BULLHEAD CITY, ARIZ. — It's hard to buy undeveloped land in booming northern Arizona for $166 an acre. But now-Senate Majority Leader Harry Reid effectively did just that when a longtime friend decided to sell property owned by the employee pension fund that he controlled.
In 2002, Reid (D-Nev.) paid $10,000 to a pension fund controlled by Clair Haycock, a Las Vegas lubricants distributor and his friend for 50 years. The payment gave the senator full control of a 160-acre parcel in Bullhead City that Reid and the pension fund had jointly owned. Reid's price for the equivalent of 60 acres of undeveloped desert was less than one-tenth of the value the assessor placed on it at the time.
Six months after the deal closed, Reid introduced legislation to address the plight of lubricants dealers who had their supplies disrupted by the decisions of big oil companies. It was an issue the Haycock family had brought to Reid's attention in 1994, according to a source familiar with the events.
If Reid were to sell the property for any of the various estimates of its value, his gain on the $10,000 investment could range from $50,000 to $290,000.
It is a potential violation of congressional ethics standards for a member to accept anything of value -- including a real estate discount -- from a person with interests before Congress.
In a statement, Reid's spokesman Jon Summers said that the transaction was not a gift and that the price was due to the property's history and the fact that only a partial interest was sold. Reid's action on the lubricants issue was unrelated to the sale and reflected the senator's interest in fairness for small businesses, Summers said.
Reid "has never taken any official action to provide personal financial benefit to me, and I would never have asked him to," Clair Haycock has told The Times. Haycock's son, John, who runs the petroleum-products distribution company with him, said in a recent e-mail that it was "absolutely wrong" to connect the land sale and Reid's lubricants legislation, which did not pass.
Records and interviews show that beginning in the mid-1990s, Reid tried several times to push legislation that would have protected lubricants distributors from abrupt cancellations by their suppliers. Though unsuccessful, the legislation sent a clear message to the oil firms that there was congressional interest in the matter, according to Sarah Dodge, then-legislative director for an industry group that worked on the bill.
By the time of the land sale, the Haycocks say, they had lost interest in the issue and were not aware that the legislation had been introduced.
Because an employee pension fund had owned the land Reid purchased, labor law experts contacted by The Times said, a below-market sale would raise additional questions. Pension fund trustees like Clair Haycock have a duty in most cases to sell assets for their market value, the experts said.
"I think this would have been considered a potentially serious issue" at the time, said Ian D. Lanoff, who led the Labor Department's pension division during the Carter administration and was provided basic details of the case -- though not the identity of the lawmaker -- by The Times.

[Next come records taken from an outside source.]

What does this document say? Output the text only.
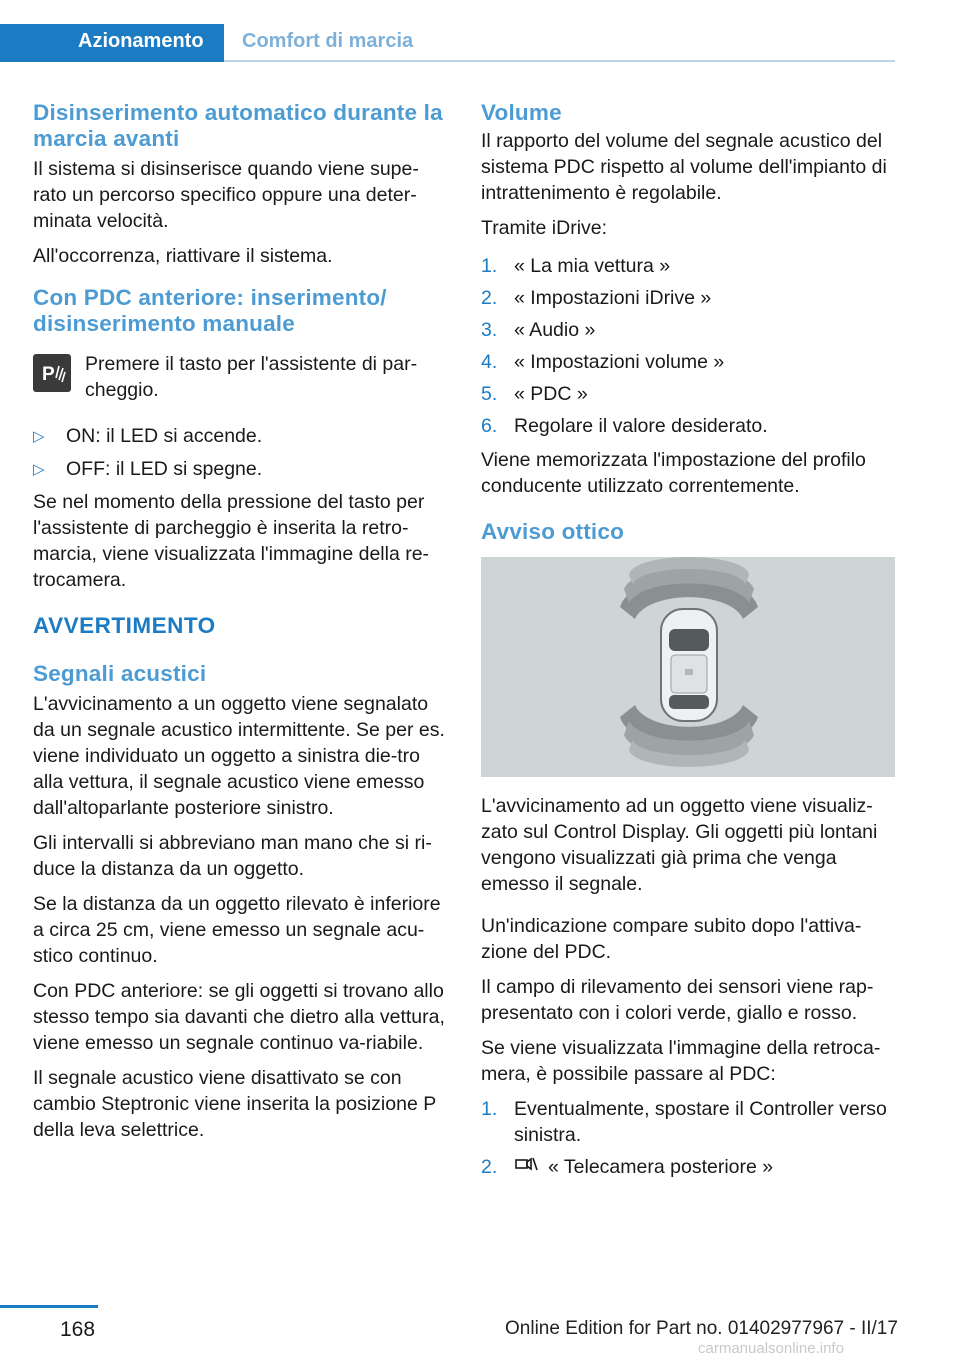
Azionamento	Comfort di marcia
Disinserimento automatico durante la marcia avanti

Il sistema si disinserisce quando viene supe-rato un percorso specifico oppure una deter-minata velocità.

All'occorrenza, riattivare il sistema.

Con PDC anteriore: inserimento/ disinserimento manuale
P Premere il tasto per l'assistente di par-cheggio.
▷	ON: il LED si accende.
▷	OFF: il LED si spegne.

Se nel momento della pressione del tasto per l'assistente di parcheggio è inserita la retro-marcia, viene visualizzata l'immagine della re-trocamera.

AVVERTIMENTO
Segnali acustici

L'avvicinamento a un oggetto viene segnalato da un segnale acustico intermittente. Se per es. viene individuato un oggetto a sinistra die-tro alla vettura, il segnale acustico viene emesso dall'altoparlante posteriore sinistro.

Gli intervalli si abbreviano man mano che si ri-duce la distanza da un oggetto.

Se la distanza da un oggetto rilevato è inferiore a circa 25 cm, viene emesso un segnale acu-stico continuo.

Con PDC anteriore: se gli oggetti si trovano allo stesso tempo sia davanti che dietro alla vettura, viene emesso un segnale continuo va-riabile.

Il segnale acustico viene disattivato se con cambio Steptronic viene inserita la posizione P della leva selettrice.

Volume

Il rapporto del volume del segnale acustico del sistema PDC rispetto al volume dell'impianto di intrattenimento è regolabile.

Tramite iDrive:

1. « La mia vettura »
2. « Impostazioni iDrive »
3. « Audio »
4. « Impostazioni volume »
5. « PDC »
6. Regolare il valore desiderato.

Viene memorizzata l'impostazione del profilo conducente utilizzato correntemente.

Avviso ottico

L'avvicinamento ad un oggetto viene visualiz-zato sul Control Display. Gli oggetti più lontani vengono visualizzati già prima che venga emesso il segnale.

Un'indicazione compare subito dopo l'attiva-zione del PDC.

Il campo di rilevamento dei sensori viene rap-presentato con i colori verde, giallo e rosso.

Se viene visualizzata l'immagine della retroca-mera, è possibile passare al PDC:

1. Eventualmente, spostare il Controller verso sinistra.
2.	« Telecamera posteriore »
168	Online Edition for Part no. 01402977967 - II/17
carmanualsonline.info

"Theoretically it's a serious issue for the trustee who sold the property, though practically it may not be" because the pension plan is now closed and its obligations were met, Lanoff said.
John Haycock said his workers received all promised benefits from the Haycock Distributing Co. pension plan and were therefore unaffected by the land transaction. Federal records confirm this.
Reid's interest in the barren parcel dates back to the period of 1979 through 1982, when he and Clair Haycock bought the 160 acres. Haycock bought a three-eighths interest, equivalent to 60 acres, for $90,000 -- $1,500 an acre. Reid, then a Nevada lawyer and political figure, bought the other five-eighths, the equivalent of 100 acres. They did not divide the parcel.
The property has sweeping mountain and mesa views and now abuts a housing development, which could make it attractive to developers. But there are some limitations. The land has a steep wash, or desert streambed, and the adjacent land has a gravel pit.
In early 1987, Haycock turned over his interest in the land to the pension fund, for which he acts as trustee. The fund provided retirement benefits for about 80 employees, and under law, employers must contribute to such funds each year.
In the early 1990s, California investors bought the entire 160 acres from Reid and Haycock for a little over $1.34 million -- around $8,400 an acre. The new owners obtained approval to develop a mobile home and recreational vehicle park. But a few years later they defaulted, and Reid and the pension fund were once again the land's joint owners.